I have gone camping with friends during my life that "camping requires a camp fire" to be... camping. It is something that we in western Montana never found as a threat to the forests or to ourselves.

With an Airstream I have lost that need for a campfire while camped in some remote location. In a desert. In the forest. On the prairie. In National Grasslands, Badlands or a designated Forest Service Campground. But... lets not consider any of those who still cherish the thought of having a campfire as some kind of fool from the City that will burn themselves and everyone else in the process.

Common Sense is a scarce commodity. Always has been. People in a city burn their apartment building down by putting a charcoal grill in the living room for heat. These are not "campers". Arson is not... camping. The vast majority of forest and grass fires are caused by everything BUT a camper. Lightening being the number ONE culprit. Coal burning locomotives needed "fire men" in the caboose to watch for spot fires created by hot embers coming out of the stack. Cigarettes discarded out the window along highways rate up there.

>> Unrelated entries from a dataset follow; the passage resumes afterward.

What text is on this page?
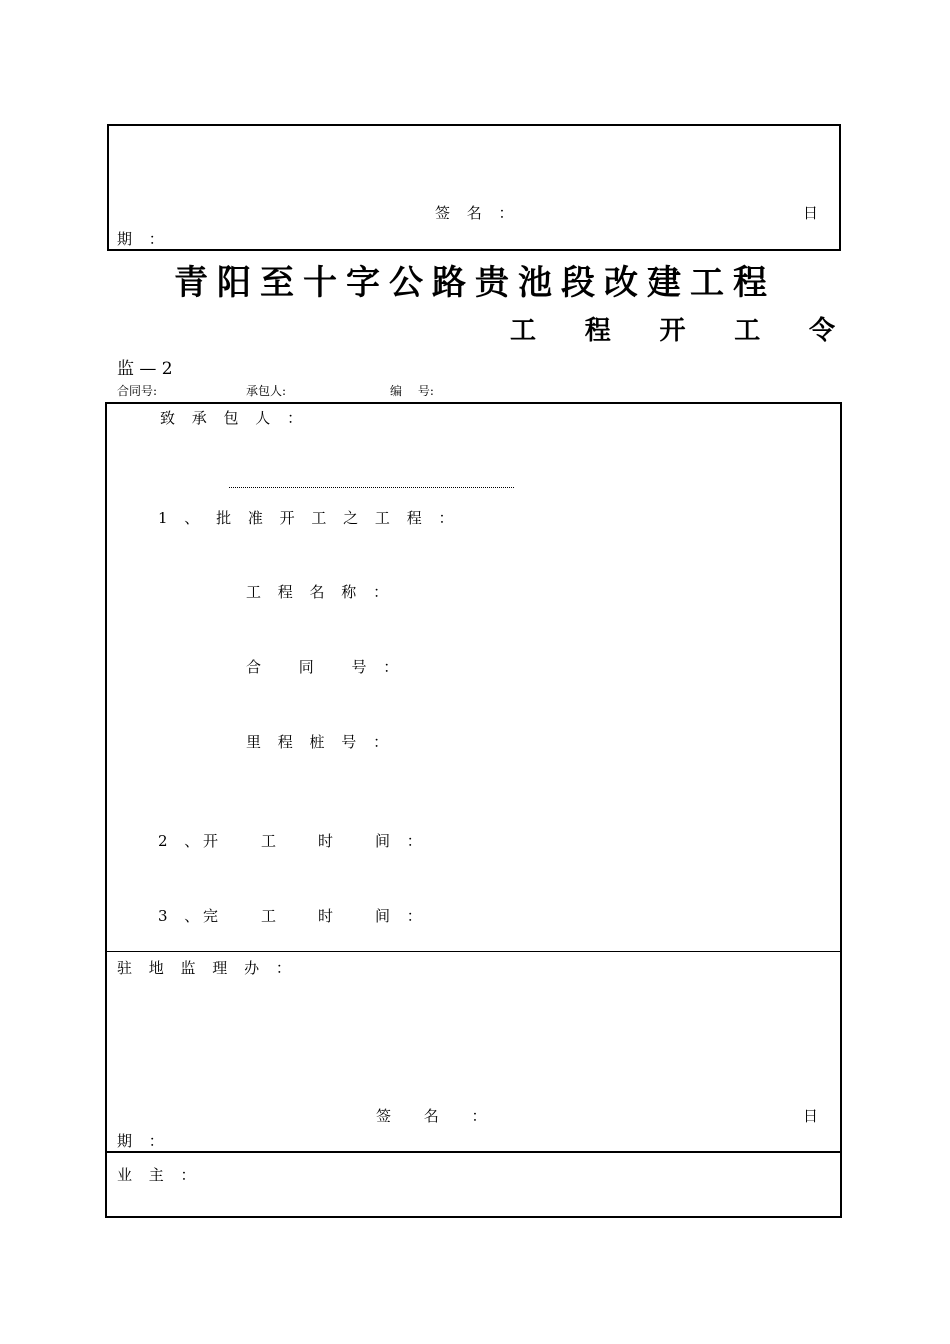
签 名 ：	日
期 ：
青阳至十字公路贵池段改建工程
工 程 开 工 令
监 — 2
合同号:	承包人:	编　 号:
致 承 包 人 ：
1 、 批 准 开 工 之 工 程 ：
工 程 名 称 ：
合 　同 　号 ：
里 程 桩 号 ：
2 、
开 工 时 间 ：
3 、
完 工 时 间 ：
驻 地 监 理 办 ：
签 名 ：	日
期 ：
业 主 ：
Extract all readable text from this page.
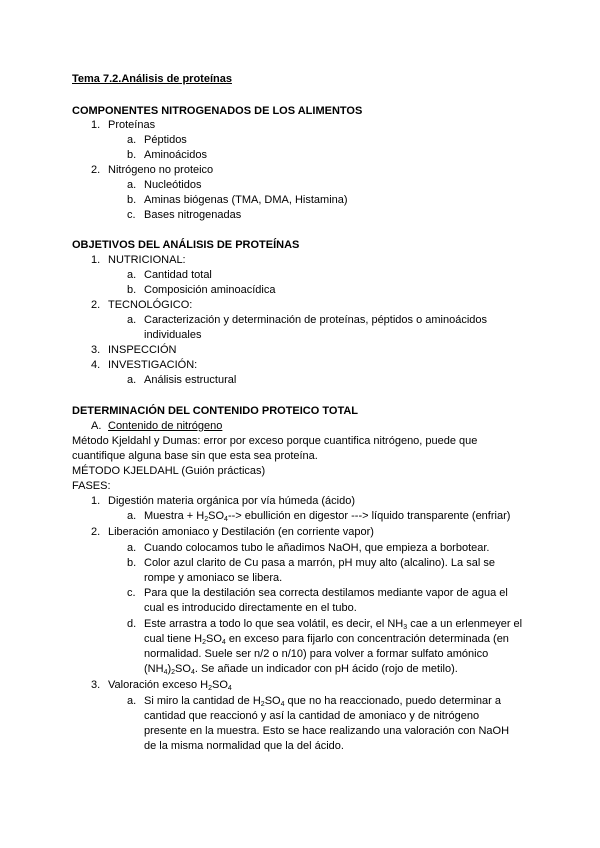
Tema 7.2.Análisis de proteínas
COMPONENTES NITROGENADOS DE LOS ALIMENTOS
1. Proteínas
a. Péptidos
b. Aminoácidos
2. Nitrógeno no proteico
a. Nucleótidos
b. Aminas biógenas (TMA, DMA, Histamina)
c. Bases nitrogenadas
OBJETIVOS DEL ANÁLISIS DE PROTEÍNAS
1. NUTRICIONAL:
a. Cantidad total
b. Composición aminoacídica
2. TECNOLÓGICO:
a. Caracterización y determinación de proteínas, péptidos o aminoácidos
individuales
3. INSPECCIÓN
4. INVESTIGACIÓN:
a. Análisis estructural
DETERMINACIÓN DEL CONTENIDO PROTEICO TOTAL
A. Contenido de nitrógeno
Método Kjeldahl y Dumas: error por exceso porque cuantifica nitrógeno, puede que
cuantifique alguna base sin que esta sea proteína.
MÉTODO KJELDAHL (Guión prácticas)
FASES:
1. Digestión materia orgánica por vía húmeda (ácido)
a. Muestra + $H_2SO_4-->$ ebullición en digestor ---> líquido transparente (enfriar)
2. Liberación amoniaco y Destilación (en corriente vapor)
a. Cuando colocamos tubo le añadimos NaOH, que empieza a borbotear.
b. Color azul clarito de Cu pasa a marrón, pH muy alto (alcalino). La sal se
rompe y amoniaco se libera.
c. Para que la destilación sea correcta destilamos mediante vapor de agua el
cual es introducido directamente en el tubo.
d. Este arrastra a todo lo que sea volátil, es decir, el $NH_3$ cae a un erlenmeyer el
cual tiene $H_2SO_4$ en exceso para fijarlo con concentración determinada (en
normalidad. Suele ser n/2 o n/10) para volver a formar sulfato amónico
$(NH_4)_2SO_4$. Se añade un indicador con pH ácido (rojo de metilo).
3. Valoración exceso $H_2SO_4$
a. Si miro la cantidad de $H_2SO_4$ que no ha reaccionado, puedo determinar a
cantidad que reaccionó y así la cantidad de amoniaco y de nitrógeno
presente en la muestra. Esto se hace realizando una valoración con NaOH
de la misma normalidad que la del ácido.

Designated camp sites have areas for a camp fire. When the risk of fire is high... common sense, again, should tell you that it is not a good time for a family tradition. A raging camp fire will carry embers into the pine trees around your camping site.

ALL hunter camps seem to have a campfire used since the forest service plowed access into the back country. My father worked for a time for the Montana Forest Service... biggest forest fire culprit... LIGHTENING STRIKES.

A campfire is not a bonfire. A large group of juveniles drinking around a bonfire is not... a campfire. Devil worshippers at a remote location dancing around a pile of logs with gasoline as a starter fluid is not a campfire.

Enjoy your campfire. It creates light, heat and the smoke will keep insects from wanting to get too close to you. Dowse your fire before you bed down. When leaving a campsite, water the fire OUT and bury it. The next camper will remove what is needed and improve upon what you left.

Stop at the local Forest Service office to get some expert opinions as to what is best and if this is the time to enjoy what we all remember with fond memories... sitting around a campfire, telling stories and... eating smoke.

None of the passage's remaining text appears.